THE POLITICS OF FOOD

By

Pub Date: Oct. 1st, 1985
Publisher: Sierra Club--dist. by Random House

Part free-market polemic, part trivial pursuit. Solkoff has some surprising things to say about recent US agricultural policy, but his argument tends to get lost in a welter of detail that sounds like a breezy rewrite of The Congressional Record. Most Americans remember Earl Butz, Secretary of Agriculture under Nixon and Ford, for the astronomical food prices of the 1970's and the racist ""joke"" that propelled him out of office. According to Solkoff, Butz was a canny politician whose secret grain deal with the Soviets transformed the basic problem of US agricultural policy virtually overnight from what to do with surplus to how to deal with shortage. Thus Butz was able to dismantle the system of land controls and price supports established by Roosevelt during the Depression and to move agricultural decision-making from Washington to the commodity pits at the Chicago Board of Trade. Solkoff's other unlikely hero is Cesar Chavez, who, by forcing large growers to sign union contracts with fieldworkers, unwittingly demonstrated that large, market-oriented corporations are the dominant force in American agriculture, not some idyllic stereotype of the small farmer living in bucolic bliss.
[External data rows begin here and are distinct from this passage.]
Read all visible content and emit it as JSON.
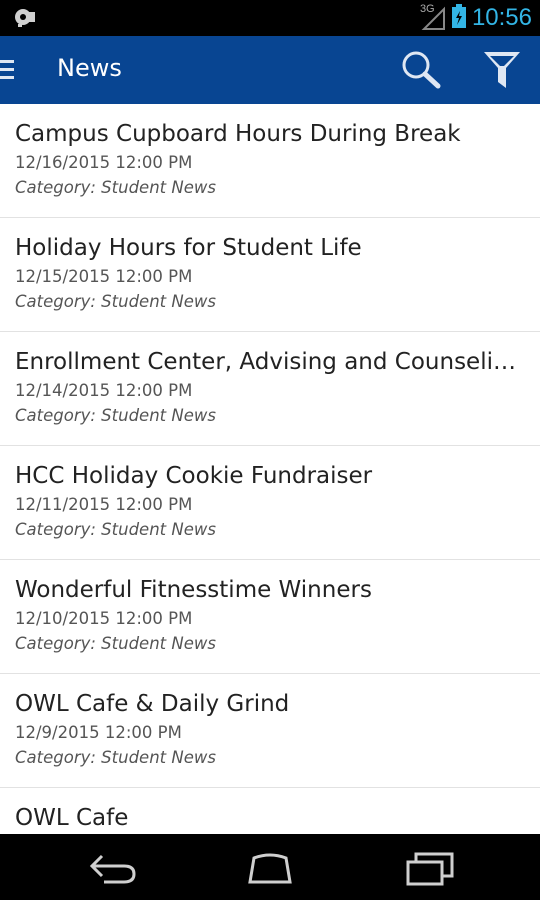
{
  "status_bar": {
    "network": "3G",
    "time": "10:56",
    "accent_color": "#33b5e5"
  },
  "app_bar": {
    "title": "News",
    "background_color": "#084592",
    "icons": [
      "menu-icon",
      "search-icon",
      "filter-icon"
    ]
  },
  "news": [
    {
      "title": "Campus Cupboard Hours During Break",
      "date": "12/16/2015 12:00 PM",
      "category": "Category: Student News"
    },
    {
      "title": "Holiday Hours for Student Life",
      "date": "12/15/2015 12:00 PM",
      "category": "Category: Student News"
    },
    {
      "title": "Enrollment Center, Advising and Counseling…",
      "date": "12/14/2015 12:00 PM",
      "category": "Category: Student News"
    },
    {
      "title": "HCC Holiday Cookie Fundraiser",
      "date": "12/11/2015 12:00 PM",
      "category": "Category: Student News"
    },
    {
      "title": "Wonderful Fitnesstime Winners",
      "date": "12/10/2015 12:00 PM",
      "category": "Category: Student News"
    },
    {
      "title": "OWL Cafe & Daily Grind",
      "date": "12/9/2015 12:00 PM",
      "category": "Category: Student News"
    },
    {
      "title": "OWL Cafe",
      "date": "",
      "category": ""
    }
  ],
  "nav_bar": {
    "icons": [
      "back-icon",
      "home-icon",
      "recent-apps-icon"
    ]
  }
}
After Butz, the government again began bungling agricultural policy. Farmers descended on Washington, tying up rush-hour traffic in their tractors and releasing goats on the Capitol steps. Under Reagan, farm subsidies have swelled to unprecedented levels. The traditional four-year farm bill is up for renewal in Congress this year, though Solkoff sees little hope for reform by the ""intellectual and political lightweights"" currently in control of agricultural policy. On the other hand, Solkoff's own fascinating account of how six multinational grain trading companies dominate the world market (and how they made the four US grain embargoes from 1973 to 1976 totally ineffective) makes one wonder who really is in control and whether a free market in agriculture is simply another myth.